Jorge Mendonça. O português mais espanhol de siempre

Kali Ma Mais 10/07/2020
Tovar FC

author:

Jorge Mendonça. O português mais espanhol de siempre

Época nove, episódio 501. Os Simpsons falam de soccer e a cidade de Springfield
recebe o Mundial. A final é Portugal vs México e o jogo nem acaba, porque os adeptos não gostam nada de futebol sem balizas e tudo desencadeia uma cena de
pancadaria. Ficção? Sim, a parte do México. Deveria ser Portugal-Espanha, uma rivalidade com 99 anos de vida. Começa em 1921 e já houve uma série de não sei
quantos “to be continued”. Trinta e quatro, para ser mais concreto. Hoje, é o 40.º
duelo ibérico.

De Alberto Augusto em 1921 até Ronaldo em 2018, a história futebolística de Portugal confunde-se com a de Espanha, atravessa gerações, é mais velha que a própria 1.ª divisão. Todo e qualquer jogo entre Portugal e Espanha dá pano para mangas, mas um há, em Abril 1958, que dá mais nas vistas que outros. Porque parece saído de um episódio dos Simpsons, se bem que aqui tenha havido golos – ou melhor, golo, do argentino Di Stéfano, recém-naturalizado espanhol.

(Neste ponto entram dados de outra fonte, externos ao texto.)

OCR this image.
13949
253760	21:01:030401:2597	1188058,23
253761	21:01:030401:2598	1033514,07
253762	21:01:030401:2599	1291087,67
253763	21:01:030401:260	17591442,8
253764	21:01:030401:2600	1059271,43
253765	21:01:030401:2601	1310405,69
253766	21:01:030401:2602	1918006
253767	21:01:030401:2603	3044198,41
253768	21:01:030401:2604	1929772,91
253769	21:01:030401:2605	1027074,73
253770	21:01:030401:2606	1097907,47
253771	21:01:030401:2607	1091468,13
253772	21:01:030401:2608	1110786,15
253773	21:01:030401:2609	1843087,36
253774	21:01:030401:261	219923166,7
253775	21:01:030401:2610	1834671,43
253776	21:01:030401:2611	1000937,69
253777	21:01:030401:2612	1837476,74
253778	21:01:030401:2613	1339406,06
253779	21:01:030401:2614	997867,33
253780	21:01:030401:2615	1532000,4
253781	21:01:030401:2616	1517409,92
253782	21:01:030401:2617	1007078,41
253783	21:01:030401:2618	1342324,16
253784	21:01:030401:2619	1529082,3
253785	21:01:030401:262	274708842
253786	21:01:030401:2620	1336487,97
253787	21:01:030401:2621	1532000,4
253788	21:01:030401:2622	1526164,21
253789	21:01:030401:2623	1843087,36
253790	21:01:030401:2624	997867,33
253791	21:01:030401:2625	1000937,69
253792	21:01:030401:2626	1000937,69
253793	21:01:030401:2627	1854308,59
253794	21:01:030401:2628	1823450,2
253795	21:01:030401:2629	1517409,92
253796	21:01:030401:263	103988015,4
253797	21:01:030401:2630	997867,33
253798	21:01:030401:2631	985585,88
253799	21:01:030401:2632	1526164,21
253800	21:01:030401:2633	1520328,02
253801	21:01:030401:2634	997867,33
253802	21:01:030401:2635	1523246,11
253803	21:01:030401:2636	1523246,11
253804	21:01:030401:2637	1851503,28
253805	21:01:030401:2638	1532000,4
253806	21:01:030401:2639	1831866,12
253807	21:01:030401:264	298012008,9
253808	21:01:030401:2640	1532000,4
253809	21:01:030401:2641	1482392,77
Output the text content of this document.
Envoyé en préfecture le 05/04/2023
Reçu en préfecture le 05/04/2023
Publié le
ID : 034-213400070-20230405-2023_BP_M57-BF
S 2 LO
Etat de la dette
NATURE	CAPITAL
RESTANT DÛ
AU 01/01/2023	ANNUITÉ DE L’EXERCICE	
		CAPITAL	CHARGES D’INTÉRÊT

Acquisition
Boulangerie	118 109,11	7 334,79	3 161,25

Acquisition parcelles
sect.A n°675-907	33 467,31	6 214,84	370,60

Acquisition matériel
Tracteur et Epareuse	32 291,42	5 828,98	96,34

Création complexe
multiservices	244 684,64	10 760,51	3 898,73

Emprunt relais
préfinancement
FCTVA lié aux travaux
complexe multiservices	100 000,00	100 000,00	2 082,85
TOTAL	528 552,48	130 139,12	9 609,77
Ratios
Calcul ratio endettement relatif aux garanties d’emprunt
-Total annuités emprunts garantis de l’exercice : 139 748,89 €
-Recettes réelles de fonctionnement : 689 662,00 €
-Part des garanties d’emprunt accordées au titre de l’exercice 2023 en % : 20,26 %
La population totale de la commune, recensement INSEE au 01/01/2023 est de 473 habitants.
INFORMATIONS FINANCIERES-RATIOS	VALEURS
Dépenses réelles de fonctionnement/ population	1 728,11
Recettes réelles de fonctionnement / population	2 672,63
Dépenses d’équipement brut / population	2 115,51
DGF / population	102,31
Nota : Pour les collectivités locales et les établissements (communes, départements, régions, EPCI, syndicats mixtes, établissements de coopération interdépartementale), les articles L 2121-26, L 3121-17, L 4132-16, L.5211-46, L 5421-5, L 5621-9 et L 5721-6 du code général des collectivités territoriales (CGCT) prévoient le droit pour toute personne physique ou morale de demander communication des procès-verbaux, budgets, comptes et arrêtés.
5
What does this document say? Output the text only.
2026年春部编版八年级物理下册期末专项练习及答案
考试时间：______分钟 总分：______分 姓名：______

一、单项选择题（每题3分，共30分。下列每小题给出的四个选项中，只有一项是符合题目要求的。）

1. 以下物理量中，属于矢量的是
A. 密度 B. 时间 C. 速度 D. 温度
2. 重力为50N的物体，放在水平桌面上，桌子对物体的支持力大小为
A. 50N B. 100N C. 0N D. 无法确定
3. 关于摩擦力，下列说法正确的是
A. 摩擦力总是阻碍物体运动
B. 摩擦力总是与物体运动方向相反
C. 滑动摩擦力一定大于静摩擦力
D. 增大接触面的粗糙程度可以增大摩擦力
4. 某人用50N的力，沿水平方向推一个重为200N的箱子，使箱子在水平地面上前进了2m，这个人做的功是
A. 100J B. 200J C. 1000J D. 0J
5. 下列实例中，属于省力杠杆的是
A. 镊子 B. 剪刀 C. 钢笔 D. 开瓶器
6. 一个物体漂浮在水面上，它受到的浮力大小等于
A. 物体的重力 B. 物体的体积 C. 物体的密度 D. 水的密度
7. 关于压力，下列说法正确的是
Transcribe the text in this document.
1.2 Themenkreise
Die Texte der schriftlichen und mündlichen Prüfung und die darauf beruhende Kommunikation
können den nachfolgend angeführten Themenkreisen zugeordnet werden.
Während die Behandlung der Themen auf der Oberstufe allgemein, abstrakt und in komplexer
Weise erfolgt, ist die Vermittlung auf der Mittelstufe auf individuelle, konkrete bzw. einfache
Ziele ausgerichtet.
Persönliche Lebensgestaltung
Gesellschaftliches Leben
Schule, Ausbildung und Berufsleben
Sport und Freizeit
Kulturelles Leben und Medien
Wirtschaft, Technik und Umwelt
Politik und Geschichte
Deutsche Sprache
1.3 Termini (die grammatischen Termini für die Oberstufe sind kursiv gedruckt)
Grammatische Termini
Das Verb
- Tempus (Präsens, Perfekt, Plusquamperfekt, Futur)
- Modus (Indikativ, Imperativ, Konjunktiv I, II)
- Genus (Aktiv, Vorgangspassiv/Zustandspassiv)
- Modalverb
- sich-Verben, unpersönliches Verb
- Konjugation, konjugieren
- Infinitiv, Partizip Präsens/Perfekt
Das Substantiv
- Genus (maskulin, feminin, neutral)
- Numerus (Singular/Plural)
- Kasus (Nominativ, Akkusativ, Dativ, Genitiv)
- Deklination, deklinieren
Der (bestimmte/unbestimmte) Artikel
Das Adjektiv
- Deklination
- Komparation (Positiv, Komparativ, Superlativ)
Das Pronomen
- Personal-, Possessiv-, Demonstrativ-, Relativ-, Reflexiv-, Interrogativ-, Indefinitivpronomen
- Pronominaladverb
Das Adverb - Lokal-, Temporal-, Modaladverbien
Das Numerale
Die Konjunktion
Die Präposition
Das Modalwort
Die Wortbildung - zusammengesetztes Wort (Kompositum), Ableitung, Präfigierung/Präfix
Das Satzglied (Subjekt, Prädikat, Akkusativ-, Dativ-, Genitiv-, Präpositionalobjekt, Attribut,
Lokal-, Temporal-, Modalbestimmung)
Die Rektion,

Também afastada do Mundial-58, a Espanha convida Portugal para um particular em Madrid, no Chamartín (futuro Santiago Bernabéu), que redunda num dos maiores festivais de pancadaria de que há memória, com os jogadores e o público espanhol em aceso despique. Cenas de pugilato e agressões de toda a ordem são a nota comum da partida, ante a excessiva complacência do árbitro francês Lequesne, completamente ultrapassado pelos acontecimentos.

A táctica cerradamente defensiva de Portugal acabaria por não resultar, pois a poucos minutos do final o genial Di Stéfano marcaria o ponto solitário, na transformação de um livre directo. Só seis anos e meio mais tarde as duas equipas voltariam a encontrar-se, aí já com o grande Eusébio em acção e a marcar os dois golos da vitória.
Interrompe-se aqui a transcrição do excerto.